— Ты хотела бы быть похожей на Есфирь? — спрашиваю я ее.
— Я-то? — выпрямляется она. — Я не могу. Она ж народ свой спасла…
— А ты могла бы кого-нибудь спасти?
— Я и мужа-то своего спасти не смогла. — Не глядя, она всаживает иглу, и «крокодил» вползает в ногу.
В кухне варят вторую порцию. Света измельчает скалкой таблетки, положив их между двух бумажных листов. На табуретке у окна незнакомая женщина. Ей сильно за сорок. Пальцем она зажимает вену на сгибе руки. Вена надувается. Уколовшись, женщина запрокидывает голову.
— Старая с работы убежала, чтоб вмазаться, — говорит Яга. — Она штукатур.
Старая представляется Мариной, и теперь нас на кухне три Марины — я, она и Яга. Присев перед Аней на колени, Старая рабочими пальцами защипывает язву на ее ноге и давит.

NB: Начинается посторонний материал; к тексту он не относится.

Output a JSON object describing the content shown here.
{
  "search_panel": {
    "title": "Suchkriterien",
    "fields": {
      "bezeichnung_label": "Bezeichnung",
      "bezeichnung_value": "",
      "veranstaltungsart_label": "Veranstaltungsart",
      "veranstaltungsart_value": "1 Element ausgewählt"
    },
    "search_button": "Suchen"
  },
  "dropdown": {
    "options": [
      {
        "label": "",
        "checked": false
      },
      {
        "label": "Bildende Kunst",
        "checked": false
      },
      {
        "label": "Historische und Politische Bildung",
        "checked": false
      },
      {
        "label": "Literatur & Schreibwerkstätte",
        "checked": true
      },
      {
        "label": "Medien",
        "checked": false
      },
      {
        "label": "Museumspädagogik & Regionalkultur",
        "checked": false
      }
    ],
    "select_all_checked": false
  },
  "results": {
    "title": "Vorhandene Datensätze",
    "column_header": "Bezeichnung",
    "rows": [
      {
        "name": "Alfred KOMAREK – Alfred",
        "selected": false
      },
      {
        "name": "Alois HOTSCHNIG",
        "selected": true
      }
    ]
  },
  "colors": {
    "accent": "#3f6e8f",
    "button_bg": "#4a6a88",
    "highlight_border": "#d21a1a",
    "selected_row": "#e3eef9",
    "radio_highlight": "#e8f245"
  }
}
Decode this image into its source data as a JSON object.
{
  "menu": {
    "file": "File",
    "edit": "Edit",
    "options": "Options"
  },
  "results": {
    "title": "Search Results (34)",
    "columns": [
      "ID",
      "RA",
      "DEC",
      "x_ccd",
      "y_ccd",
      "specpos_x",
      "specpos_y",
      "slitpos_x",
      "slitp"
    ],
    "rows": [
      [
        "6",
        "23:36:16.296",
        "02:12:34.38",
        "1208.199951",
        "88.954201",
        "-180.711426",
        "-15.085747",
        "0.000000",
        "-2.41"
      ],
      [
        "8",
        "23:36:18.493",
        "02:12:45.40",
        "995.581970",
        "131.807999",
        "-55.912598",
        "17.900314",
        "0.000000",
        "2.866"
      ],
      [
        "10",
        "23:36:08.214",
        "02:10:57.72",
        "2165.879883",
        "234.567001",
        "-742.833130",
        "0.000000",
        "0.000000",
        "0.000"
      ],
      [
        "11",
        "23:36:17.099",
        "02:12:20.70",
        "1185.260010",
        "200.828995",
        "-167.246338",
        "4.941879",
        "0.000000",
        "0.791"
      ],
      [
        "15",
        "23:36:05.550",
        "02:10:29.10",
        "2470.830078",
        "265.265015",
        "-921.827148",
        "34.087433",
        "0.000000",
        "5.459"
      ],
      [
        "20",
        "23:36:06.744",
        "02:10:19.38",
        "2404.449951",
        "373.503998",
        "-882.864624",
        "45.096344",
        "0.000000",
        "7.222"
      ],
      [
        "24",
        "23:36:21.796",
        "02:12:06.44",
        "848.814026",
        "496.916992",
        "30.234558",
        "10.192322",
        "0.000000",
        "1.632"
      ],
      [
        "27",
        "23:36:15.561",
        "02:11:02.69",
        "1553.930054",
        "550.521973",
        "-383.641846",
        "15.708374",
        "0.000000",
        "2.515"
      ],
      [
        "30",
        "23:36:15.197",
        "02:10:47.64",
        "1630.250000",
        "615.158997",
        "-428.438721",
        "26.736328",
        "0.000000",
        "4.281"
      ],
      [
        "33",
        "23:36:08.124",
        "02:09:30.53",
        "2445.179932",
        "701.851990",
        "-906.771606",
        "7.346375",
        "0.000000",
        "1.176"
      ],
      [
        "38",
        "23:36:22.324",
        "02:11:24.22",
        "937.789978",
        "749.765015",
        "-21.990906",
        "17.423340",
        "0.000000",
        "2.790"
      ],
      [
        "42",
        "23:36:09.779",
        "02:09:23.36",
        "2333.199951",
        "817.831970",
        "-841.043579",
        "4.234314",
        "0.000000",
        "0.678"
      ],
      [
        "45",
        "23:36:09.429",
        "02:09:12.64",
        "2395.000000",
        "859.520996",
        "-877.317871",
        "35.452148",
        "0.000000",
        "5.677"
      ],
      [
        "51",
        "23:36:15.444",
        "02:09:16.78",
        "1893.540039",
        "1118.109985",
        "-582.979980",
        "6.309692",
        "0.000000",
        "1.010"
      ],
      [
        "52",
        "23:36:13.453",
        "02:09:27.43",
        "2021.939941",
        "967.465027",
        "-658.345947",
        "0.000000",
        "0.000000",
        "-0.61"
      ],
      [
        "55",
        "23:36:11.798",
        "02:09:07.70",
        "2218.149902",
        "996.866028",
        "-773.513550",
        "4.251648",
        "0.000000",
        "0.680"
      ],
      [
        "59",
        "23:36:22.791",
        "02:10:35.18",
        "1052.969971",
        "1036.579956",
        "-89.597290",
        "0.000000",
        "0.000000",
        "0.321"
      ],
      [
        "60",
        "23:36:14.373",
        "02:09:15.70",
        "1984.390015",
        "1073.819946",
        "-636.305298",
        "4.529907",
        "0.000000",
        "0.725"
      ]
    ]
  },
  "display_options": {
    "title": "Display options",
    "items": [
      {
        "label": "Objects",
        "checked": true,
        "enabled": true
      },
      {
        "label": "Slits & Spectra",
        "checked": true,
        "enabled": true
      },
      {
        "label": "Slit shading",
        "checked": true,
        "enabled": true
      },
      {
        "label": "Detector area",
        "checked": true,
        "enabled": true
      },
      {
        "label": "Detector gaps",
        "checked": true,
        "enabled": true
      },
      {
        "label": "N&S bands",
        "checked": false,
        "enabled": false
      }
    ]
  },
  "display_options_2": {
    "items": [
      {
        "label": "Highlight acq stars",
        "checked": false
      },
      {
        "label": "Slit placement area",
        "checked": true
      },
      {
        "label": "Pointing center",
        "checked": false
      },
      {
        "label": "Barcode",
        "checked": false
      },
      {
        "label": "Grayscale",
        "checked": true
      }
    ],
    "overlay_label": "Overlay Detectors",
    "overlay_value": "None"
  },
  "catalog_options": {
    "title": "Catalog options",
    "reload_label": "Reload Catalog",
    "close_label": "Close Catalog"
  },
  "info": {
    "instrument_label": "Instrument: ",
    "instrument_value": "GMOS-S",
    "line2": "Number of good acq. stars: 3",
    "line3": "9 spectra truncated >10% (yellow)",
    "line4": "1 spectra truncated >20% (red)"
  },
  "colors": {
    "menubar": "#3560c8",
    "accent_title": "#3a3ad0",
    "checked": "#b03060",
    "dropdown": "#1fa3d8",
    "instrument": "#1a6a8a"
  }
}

— Видишь, че выходит? — сопит она.
— У меня потом нога болеть будет, — ноет Аня. — Я никуда не дойду.
— Смотри, смотри, как пошло… Тебе надо цифран пить.
— У меня и так печенка больная! — возражает Аня и обращается ко мне. — Это знаешь почему так? Безалаберность. Утром встаешь, быстрее уколоться надо, ищешь вену, ищешь, потом надуваешь, куда попало.
— Может парализовать, если не в вену, — говорит Света, опускаясь на табурет и показывая мне желтое пятно на футболке. — И ткань сжигает, если на нее капнуть.
— Что ты чувствуешь, после того как уколешься «крокодилом»?
— Я чувствую себя как ты, — отвечает она.
— Что это значит?
— У меня ничего не болит. А кайфа давно нет. Через час все снова начинает болеть, крутить. С места встать невозможно. Я колюсь, чтобы быть как ты.
— Все сидят, всем по х…! — взрывается Яга. — Света, ты че там расселась?! Через час мама придет! Аня, встань у окна! Следи за калиткой.
Аня вскакивает и встает у окна. Света в ответ огрызается, но тоже встает, подходит к шкафу и достает с полки атласную ленту. Сонно разглядывает ее.
— В прошлом году я зейеную йенточку на ябйоню завязайа и жейание загадайа, — говорит она, вдруг сильно заедая на всех «л», хотя до укола ее речь была чистой. — Я ее садийя, я ее йюбйю.
— А какое желание? — спрашиваю ее.
— Чтоб мужчину встретить, чтоб он меня йюбий. Чтоб с таким же диагнозом бый.
— И ты его встретила?
— Да, Ойега. Но когда поняйа, что нас бойше ничего не связывает, я ее развязайя и сожгйа. Я новую купийа. Буду завязывать.
— Что ты загадаешь?
— Не знаю, чего я хочу.
— А я что у бога ни прошу, он мне все дает, — говорит Яга. — Я в церковь ходила, просила дать мне работу. Сказала ему: «Ты помоги, а я потом приеду, рассчитаюсь». Потом приехала в ту же церковь и положила деньги в ящичек. Надо встать под купол, под центральную точку, оттуда богу лучше слышно. Так меня бабушка учила. Только взамен надо обязательно что-нибудь отдать.
— Я тоже в церковь хожу, — говорит Света. — Денег у меня нет, и я обещайа боженьке, что от карт откажусь. Я отказайась, он мне дай Ойега. А теперь мне бойше нечем с ним распйатиться. У меня бойше ничего нет.
— У тебя есть «крокодил», — говорю я.
— Я откажусь, тойко когда у меня появится жених.
— Что разболтались?! Через час мама придет! — снова прикрикивает Яга, и Миша начинает громче стучать бутылкой, а Света сматывает ленту в клубок. Со звонка матери прошел уже час и пятнадцать минут, но кажется, в этой кухне и время живет по своим законам.
— Сейчас всем х…в натолкаю, — с угрозой произносит Яга, и кухня пустеет. За столом остаюсь только я. — Ты-то, Маринка, хоть меня не боишься? Я ж добрая. В другом притоне ты б уже охренела, у тебя б сумку украли и телефон.
У меня на плече маленькая сумка. В ней телефон и деньги. Сними я сумку, Яга б ее украла. Я это знаю, как и то, что у меня на этом «варочном квадрате» есть серьезная гарантия безопасности. Звонит мой телефон — приятель приглашает в театр. Яга прислушивается к нашему разговору.